Photo issue du site de l'Assemblée nationale ou de WikipediaFrancis Chouat, rapporteur :

Dans les mois qui viennent, au moins deux autres commissions devront être associées aux travaux de préparation de la loi de programmation sur la recherche et l'innovation, à savoir la commission du développement durable, très concernée par ces sujets, et la commission des affaires européennes.

Seul parlementaire non spécialiste, j'ai pris le travail en cours de route, puisqu'il avait déjà été engagé par Mme Isabel Marey-Semper, M. Dominique Vernay et Mme Amélie de Montchalin, devenue secrétaire d'État et que j'ai remplacée.

Je veux également confirmer les éléments de calendrier donnés dès le début de cette réunion. Je rappelle que nous sommes à quelques jours d'un événement important pour la recherche, et notamment la recherche publique. En effet, le 26 novembre, le CNRS fêtera ses 80 ans, en présence du Président de la République, qui s'exprimera sans doute. Au cours du premier semestre 2020, nous examinerons le projet de la loi, s'appuyant sur les leçons des trois ateliers de travail, pour une application de la loi de programmation à partir de 2021.

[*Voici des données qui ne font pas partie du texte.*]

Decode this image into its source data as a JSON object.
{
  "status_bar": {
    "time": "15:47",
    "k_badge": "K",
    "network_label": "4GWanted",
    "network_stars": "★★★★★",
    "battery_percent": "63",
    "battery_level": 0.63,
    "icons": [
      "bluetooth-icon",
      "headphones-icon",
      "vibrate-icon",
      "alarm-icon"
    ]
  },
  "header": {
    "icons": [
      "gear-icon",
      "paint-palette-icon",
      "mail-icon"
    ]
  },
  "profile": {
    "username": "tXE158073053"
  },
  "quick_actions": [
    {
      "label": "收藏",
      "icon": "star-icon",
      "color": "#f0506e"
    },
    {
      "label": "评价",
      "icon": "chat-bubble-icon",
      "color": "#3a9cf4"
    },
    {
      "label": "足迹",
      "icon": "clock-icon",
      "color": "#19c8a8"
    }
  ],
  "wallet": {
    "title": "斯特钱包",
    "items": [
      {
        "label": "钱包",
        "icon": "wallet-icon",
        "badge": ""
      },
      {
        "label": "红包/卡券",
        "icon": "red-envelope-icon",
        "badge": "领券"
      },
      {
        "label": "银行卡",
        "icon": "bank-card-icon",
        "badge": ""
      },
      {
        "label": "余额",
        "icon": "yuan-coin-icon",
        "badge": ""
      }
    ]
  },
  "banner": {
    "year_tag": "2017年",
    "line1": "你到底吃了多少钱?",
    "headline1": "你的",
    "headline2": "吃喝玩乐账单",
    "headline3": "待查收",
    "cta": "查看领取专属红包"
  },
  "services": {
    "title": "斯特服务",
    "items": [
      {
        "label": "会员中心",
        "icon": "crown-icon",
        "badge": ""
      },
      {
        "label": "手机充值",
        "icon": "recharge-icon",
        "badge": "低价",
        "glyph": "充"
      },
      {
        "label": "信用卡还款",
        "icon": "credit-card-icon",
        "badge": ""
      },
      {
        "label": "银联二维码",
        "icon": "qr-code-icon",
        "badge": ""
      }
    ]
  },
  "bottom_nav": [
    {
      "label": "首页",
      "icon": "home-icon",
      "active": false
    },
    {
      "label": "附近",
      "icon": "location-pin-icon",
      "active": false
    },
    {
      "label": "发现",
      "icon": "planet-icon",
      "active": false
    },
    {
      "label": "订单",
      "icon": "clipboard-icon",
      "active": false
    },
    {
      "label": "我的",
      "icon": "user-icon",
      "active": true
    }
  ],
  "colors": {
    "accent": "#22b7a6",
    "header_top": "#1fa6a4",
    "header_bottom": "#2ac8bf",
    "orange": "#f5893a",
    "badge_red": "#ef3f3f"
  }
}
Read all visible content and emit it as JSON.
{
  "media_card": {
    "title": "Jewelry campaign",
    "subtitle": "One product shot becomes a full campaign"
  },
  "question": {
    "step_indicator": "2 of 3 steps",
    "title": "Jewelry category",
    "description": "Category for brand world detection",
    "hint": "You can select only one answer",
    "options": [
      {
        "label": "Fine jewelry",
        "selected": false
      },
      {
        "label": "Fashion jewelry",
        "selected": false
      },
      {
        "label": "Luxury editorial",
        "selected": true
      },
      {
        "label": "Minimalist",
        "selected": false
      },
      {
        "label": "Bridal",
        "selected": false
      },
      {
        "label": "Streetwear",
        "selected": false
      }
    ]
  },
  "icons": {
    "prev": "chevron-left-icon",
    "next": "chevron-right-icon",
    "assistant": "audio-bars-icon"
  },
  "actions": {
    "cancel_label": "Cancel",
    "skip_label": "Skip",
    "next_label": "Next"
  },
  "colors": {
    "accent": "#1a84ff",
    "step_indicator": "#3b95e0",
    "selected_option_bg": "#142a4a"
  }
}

La particularité de notre groupe était d'être à la charnière entre les enjeux de recherche publique et universitaire, d'une part, et les enjeux économiques, industriels, sociaux et sociétaux, d'autre part.

Nous sommes partis d'un constat particulièrement alarmant : alors que la France était pionnière scientifiquement et technologiquement dans différents domaines, ce sont d'autre pays qui ont créé de nouveaux marchés, des emplois et les richesses associées – parfois en rachetant des technologies françaises, notamment dans le domaine des biotechnologies.

Cette perte de puissance et de souveraineté avérée dans certains domaines, le risque sur des secteurs existants et l'absence de la France sur des marchés dits « de rupture » s'accompagnent de phénomènes sociétaux profonds, avec une perte de confiance dans les décideurs et les experts. Cela amène aussi à aborder le rôle des scientifiques dans la société, en particulier pour éclairer les décisions politiques.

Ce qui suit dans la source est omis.